Strategy
UK Eyes Regulatory Set-Up To Defend City Post-Brexit - Report

The departure from the EU and the regulatory structures involved puts the UK under pressure to stay competitive to make up for the migration of money into the remaining 27 member states. The UK government says it is reviewing rules that might hamper the City.
The UK government intends to review regulations of financial
markets to keep the sector competitive after Brexit, coming at a
time when there have been concerns of an exodus of assets into
the European Union.
Economic Secretary to the Treasury John Glen told Bloomberg last
week that the government will continue overhauling rules covering
initial public offerings and fintech firms. It is also preparing
to consult businesses on “detailed proposals for wider reform to
the capital markets” in the summer, he is quoted as saying. The
review will look at changes to market structure, transparency
rules, as well as commodities. The aim is to reduce costs and
burdens for firms while maintaining high standards of regulation,
he added.
As this news service has noted recently, more than a quarter (26
per cent and 57 out of 222) of UK financial services firms have
articulated the negative financial impact Brexit is having or
will have on their business. There remains debate over the extent
to which Brexit will hurt the UK financial service sector (the UK
trade pact with the EU, agreed at the very end of 2020, did not
address financial services in detail). Late in 2020, the fund
administration
industry in Luxembourg played down threats to the UK when it
spoke to this publication. The EY Financial Services Brexit
Tracker shows that 43 per cent of financial services firms say
they have moved or intend to shift some operations and/or staff
from the UK to Europe. To date, a total of almost £1.3 trillion
($1.8 trillion) of financial assets have moved to the EU.
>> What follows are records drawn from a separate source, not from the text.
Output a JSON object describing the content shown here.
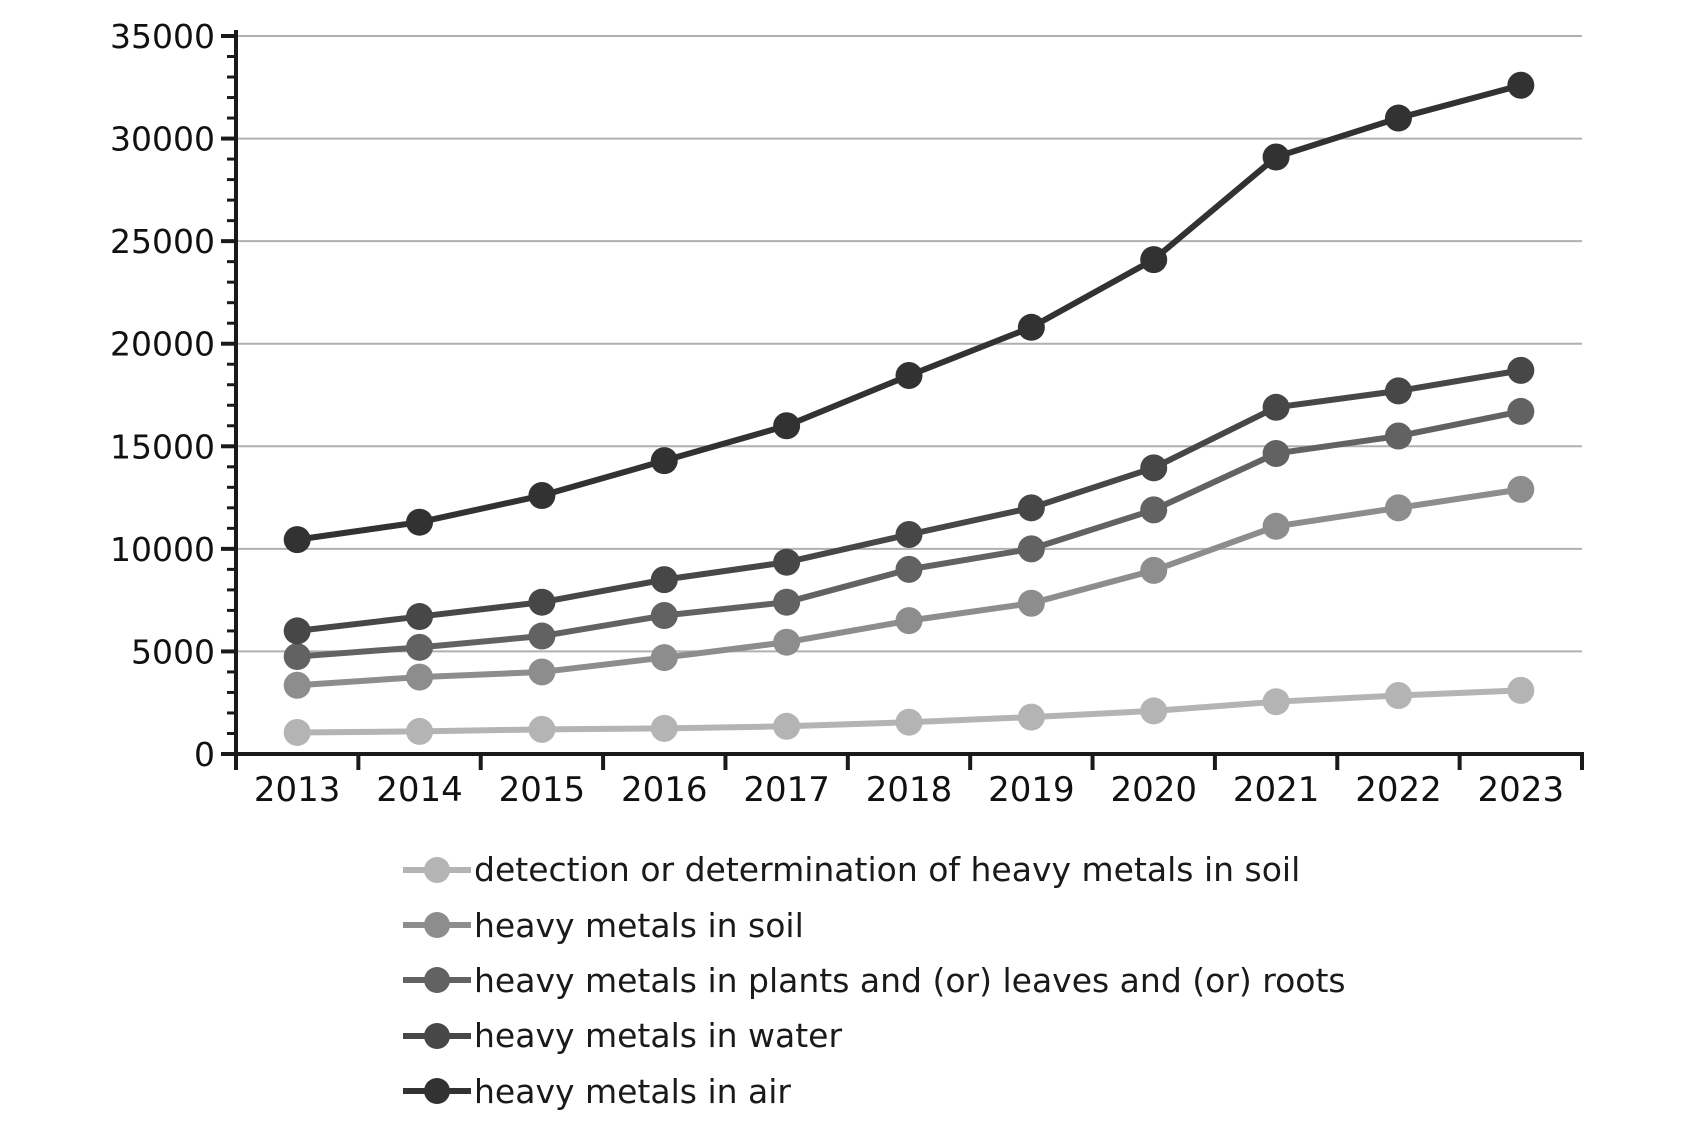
{
  "chart_data": {
    "type": "line",
    "title": "",
    "xlabel": "",
    "ylabel": "",
    "categories": [
      "2013",
      "2014",
      "2015",
      "2016",
      "2017",
      "2018",
      "2019",
      "2020",
      "2021",
      "2022",
      "2023"
    ],
    "series": [
      {
        "name": "detection or determination of heavy metals in soil",
        "color": "#b4b4b4",
        "values": [
          1050,
          1100,
          1200,
          1250,
          1350,
          1550,
          1800,
          2100,
          2550,
          2850,
          3100
        ]
      },
      {
        "name": "heavy metals in soil",
        "color": "#8d8d8d",
        "values": [
          3350,
          3750,
          4000,
          4700,
          5450,
          6500,
          7350,
          8950,
          11100,
          12000,
          12900
        ]
      },
      {
        "name": "heavy metals in plants and (or) leaves and (or) roots",
        "color": "#626262",
        "values": [
          4750,
          5200,
          5750,
          6750,
          7400,
          9000,
          10000,
          11900,
          14650,
          15500,
          16700
        ]
      },
      {
        "name": "heavy metals in water",
        "color": "#474747",
        "values": [
          6000,
          6700,
          7400,
          8500,
          9350,
          10700,
          12000,
          13950,
          16900,
          17700,
          18700
        ]
      },
      {
        "name": "heavy metals in air",
        "color": "#323232",
        "values": [
          10450,
          11300,
          12600,
          14300,
          16000,
          18450,
          20800,
          24100,
          29100,
          31000,
          32600
        ]
      }
    ],
    "ylim": [
      0,
      35000
    ],
    "y_major_step": 5000,
    "y_minor_step": 1000,
    "y_tick_labels": [
      "0",
      "5000",
      "10000",
      "15000",
      "20000",
      "25000",
      "30000",
      "35000"
    ],
    "grid": "horizontal",
    "grid_color": "#b0b0b0",
    "axis_color": "#1a1a1a",
    "tick_label_color": "#111111",
    "legend_position": "bottom-left",
    "marker": "circle"
  }
}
Glen reportedly said that any changes will be to minimise the
burden on market participants, but “without undermining the high
standards and the integrity of our market and our market
reputation.”
Brexit, and the fact that the EU and UK haven’t yet hammered out
a financial services deal, means that London and the wider
country has to re-think what its value proposition is
internationally. The benefits of English as an international
business language, English common law, political stability and a
timezone straddling Asia and the Americas remain important
advantages. But with taxes rising in the UK and certain other
countries to cope with the pandemic’s massive cost, jurisdictions
are under pressure to prove their appeal. Lawyers have also told
WealthBriefing that the UK’s relative speed in rolling
out vaccines has been a plus in encouraging HNW immigrants to
enquire about entering the country.
In December 2020, New City
Initiative, which comprises 46 asset management firms from
the UK and continental Europe, managing approximately £500
billion ($668 billion), set out a number of ideas that
policymakers should adopt to promote London’s financial sector.
At present, structures such as the European Union’s UCITS regime
and its Alternative Investment Funds model, are established
investment industry features. UCITS funds can be bought and sold
across national borders without separate local registrations.
Following the UK’s departure from the European Union, it needs to
reconsider how it taps into international fund markets.
A study by NCI says that the UK should make use of the Mutual
Recognition of Funds scheme operated in Hong Kong, and regulators
should examine other mutual recognition programmes in other
markets, such as those of mainland China. The UK should also sign
at least one or both of the Asia Region Funds Passport (ARFP) or
ASEAN Collective Investment Scheme (CIS) systems.